Submissions from scholars of all career stages are welcome! For questions regarding accessibility, please contact the conference organizing team directly.
Possible areas of interest may include the following:
- Kinship and nation-building and empire-building through the centuries and in various local, regional, transnational, diasporic and global contexts;
- Kinship and biopolitics: law, property, possession / dispossession;
- Kinship and the environmental humanities: more-than-human and interspecies relations and cosmologies, kinship as mutual responsibility;
- Kinship and (bio)technologies;
- Critical motherhood/ fatherhood/ sibling / childhood studies;
- Communicating kinship: the role of new technology and social media for creating,
- maintaining, shaping, and/or breaking off kinship relations;
- Kinship and temporalities: (re)negotiations of cultural knowledge, narratives, and intergenerational memory, utopian / dystopian notions of kinship;
- Queer kinship: alternative practices of belonging, anti-heteropatriarchal practices, i.e., the vocabulary of (queer) resistance and counter-hegemonic potentialities;
- Kinship and affects: as sentimental political discourse, public feelings, etc.;
- Kinship as political affiliations and affinities, as structures of solidarity and survival, as mutual responsibility
- Kinship and care: care economies, kinship under economic precarities, “Peter Pan millennials,” etc.
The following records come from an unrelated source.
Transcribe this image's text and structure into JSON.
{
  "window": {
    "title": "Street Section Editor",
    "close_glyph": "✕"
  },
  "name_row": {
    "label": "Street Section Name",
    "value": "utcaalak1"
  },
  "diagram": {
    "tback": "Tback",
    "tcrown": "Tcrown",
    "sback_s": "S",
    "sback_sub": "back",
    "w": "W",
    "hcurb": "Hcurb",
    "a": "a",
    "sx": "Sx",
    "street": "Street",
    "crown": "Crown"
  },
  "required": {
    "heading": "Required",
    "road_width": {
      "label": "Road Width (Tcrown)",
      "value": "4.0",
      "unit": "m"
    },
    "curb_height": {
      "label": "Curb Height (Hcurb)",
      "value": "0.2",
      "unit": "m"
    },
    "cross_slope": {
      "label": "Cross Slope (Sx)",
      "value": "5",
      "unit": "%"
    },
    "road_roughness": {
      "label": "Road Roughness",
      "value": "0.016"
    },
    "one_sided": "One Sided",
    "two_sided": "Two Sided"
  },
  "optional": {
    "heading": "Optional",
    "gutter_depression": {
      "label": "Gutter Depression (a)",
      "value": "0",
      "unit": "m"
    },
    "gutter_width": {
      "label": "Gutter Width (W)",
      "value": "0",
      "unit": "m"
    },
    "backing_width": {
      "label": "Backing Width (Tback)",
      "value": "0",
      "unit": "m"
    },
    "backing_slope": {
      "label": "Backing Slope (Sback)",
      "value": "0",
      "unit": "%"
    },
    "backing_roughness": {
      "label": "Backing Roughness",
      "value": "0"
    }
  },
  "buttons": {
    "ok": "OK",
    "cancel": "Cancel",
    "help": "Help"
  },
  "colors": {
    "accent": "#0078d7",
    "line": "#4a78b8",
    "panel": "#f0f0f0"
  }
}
- White privilege: reproducing Whiteness and reinforcing power through family and kinship;
- Kinship and political upheaval: forced migration, families in transit, negotiating citizenship through kinship;
- Kinship as a site of (physical, psychological, emotional and epistemological) violence and abuse;
- Kinship and pedagogy.
We welcome workshop proposals of up to 4 papers (20 minutes each).
Proposals for two-hour panels need to include the name of one confirmed speaker. Panels should allow for up to three more speakers to apply after the proposal has been accepted by the GAAS Advisory Board. If the panel takes the form of a roundtable discussion, more speakers can be invited. Only one of the panel organizers can simultaneously be a presenter on the panel. Organizers and speakers must not serve in more than one panel during the conference. We encourage panel proposals by organizers from different home institutions.
Panels can only be organized by members of the German Association for American Studies (DGfA). Speakers also have to be members of the DGfA by the time of the conference. This rule does not apply to members of the EAAS and ASA.
This year’s conference will be hosted as an on-site event at the University of Münster. The American Studies Münster Team looks forward to welcoming you.